Moreover, it is problematic that the EU tackles the MiFID reform and reform of the Common Agricultural Policy (CAP) separately. The purpose of the CAP reform is further liberalisation of agricultural markets. For example, 2015 is to see the abolition of the milk quota regime, which has so far allocated specific production quantities to EU farmers. It is not apparent that the EU’s policies on agricultural and financial markets are consistent in terms of ensuring a livelihood for European farmers and exercising Europe’s international responsibility. Two things are essential:
– there must be a clear distinction between real commodity trade and financial speculation, and
– there must be caps on financial speculation in the food and energy sector.

Change course

Any attempts to restore illusory confidence in the global market are pointless. What is necessary is a change of policy. Agriculture which is ecologically sustainable and which protects resources must be encouraged both in Europe and also in developing countries. A food sovereignty strategy of this nature (each country ensures provisions for its people primarily through what it produces itself) would ensure income in the agricultural regions of Asia, Africa and Latin America and reduce susceptibility to global price shocks.

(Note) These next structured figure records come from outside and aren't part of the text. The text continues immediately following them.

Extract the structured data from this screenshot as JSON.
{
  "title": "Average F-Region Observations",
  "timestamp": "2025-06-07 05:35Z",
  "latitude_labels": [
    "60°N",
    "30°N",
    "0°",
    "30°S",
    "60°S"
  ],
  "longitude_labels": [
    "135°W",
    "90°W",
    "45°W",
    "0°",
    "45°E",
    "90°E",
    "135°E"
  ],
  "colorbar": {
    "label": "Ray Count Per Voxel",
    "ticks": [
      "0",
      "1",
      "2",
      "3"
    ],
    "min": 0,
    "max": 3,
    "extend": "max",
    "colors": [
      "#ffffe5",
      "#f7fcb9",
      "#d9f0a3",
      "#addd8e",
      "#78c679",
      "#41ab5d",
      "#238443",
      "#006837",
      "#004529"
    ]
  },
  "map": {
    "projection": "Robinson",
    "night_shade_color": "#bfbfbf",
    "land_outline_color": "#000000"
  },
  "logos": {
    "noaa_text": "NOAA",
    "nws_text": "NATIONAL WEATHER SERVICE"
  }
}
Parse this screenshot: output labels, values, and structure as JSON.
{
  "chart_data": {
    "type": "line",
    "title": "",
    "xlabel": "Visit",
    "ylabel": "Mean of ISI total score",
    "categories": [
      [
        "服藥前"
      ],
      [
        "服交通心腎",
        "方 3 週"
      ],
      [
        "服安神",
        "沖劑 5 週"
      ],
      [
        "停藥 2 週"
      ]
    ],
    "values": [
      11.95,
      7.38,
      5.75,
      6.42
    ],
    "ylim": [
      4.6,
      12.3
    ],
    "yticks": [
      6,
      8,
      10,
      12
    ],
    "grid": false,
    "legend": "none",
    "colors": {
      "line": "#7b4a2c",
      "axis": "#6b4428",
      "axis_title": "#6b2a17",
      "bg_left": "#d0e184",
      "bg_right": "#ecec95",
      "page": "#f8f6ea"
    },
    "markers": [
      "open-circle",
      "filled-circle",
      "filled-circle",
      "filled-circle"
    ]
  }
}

This is not a matter of complete insulation and self-sufficiency. Many countries will need imports in the long run to bridge supply gaps. However, the imports should only supplement domestic production, but not stifle it. Sovereign states need leeway for their trade policy. Governments must prohibit excessive increases in imports during periods of low prices, in order to safeguard local production.

The rules of the World Trade Organisation (WTO) do not grant enough leeway. They must be relaxed and certainly not tightened. According to the Committee on World Food Security (2011, p. 47) another lesson from the 2008 hunger crisis is that the impact of world market prices on national markets depended to a large extent on the effectiveness of policy measures adopted to insulate the domestic markets from the international markets. Apart form export restrictions, such policy measures include temporary tariff reductions, recourse to state granaries as well as subsidising food and/or farms. The WTO considers all of them “market-distorting practices”.

It is true that export restrictions can inflate world market prices even further in times of crisis. Nevertheless, they are often necessary. In India from 2003 to 2007, restrictions of this kind contributed to the price of rice increasing by only five percent, while the price on the world market price rose by 25 % (CFS 2011, p. 5). Obviously, better international coordination is needed and export restrictions must be banned when there is a threat of humanitarian emergencies. However, complete prohibition of export restrictions would be neither justifiable nor politically viable.

There must be an end to the dogmatic “one size fits all” policy. Different countries must be allowed to pursue their own trade and agricultural policies, and international rules must not prevent them from doing so.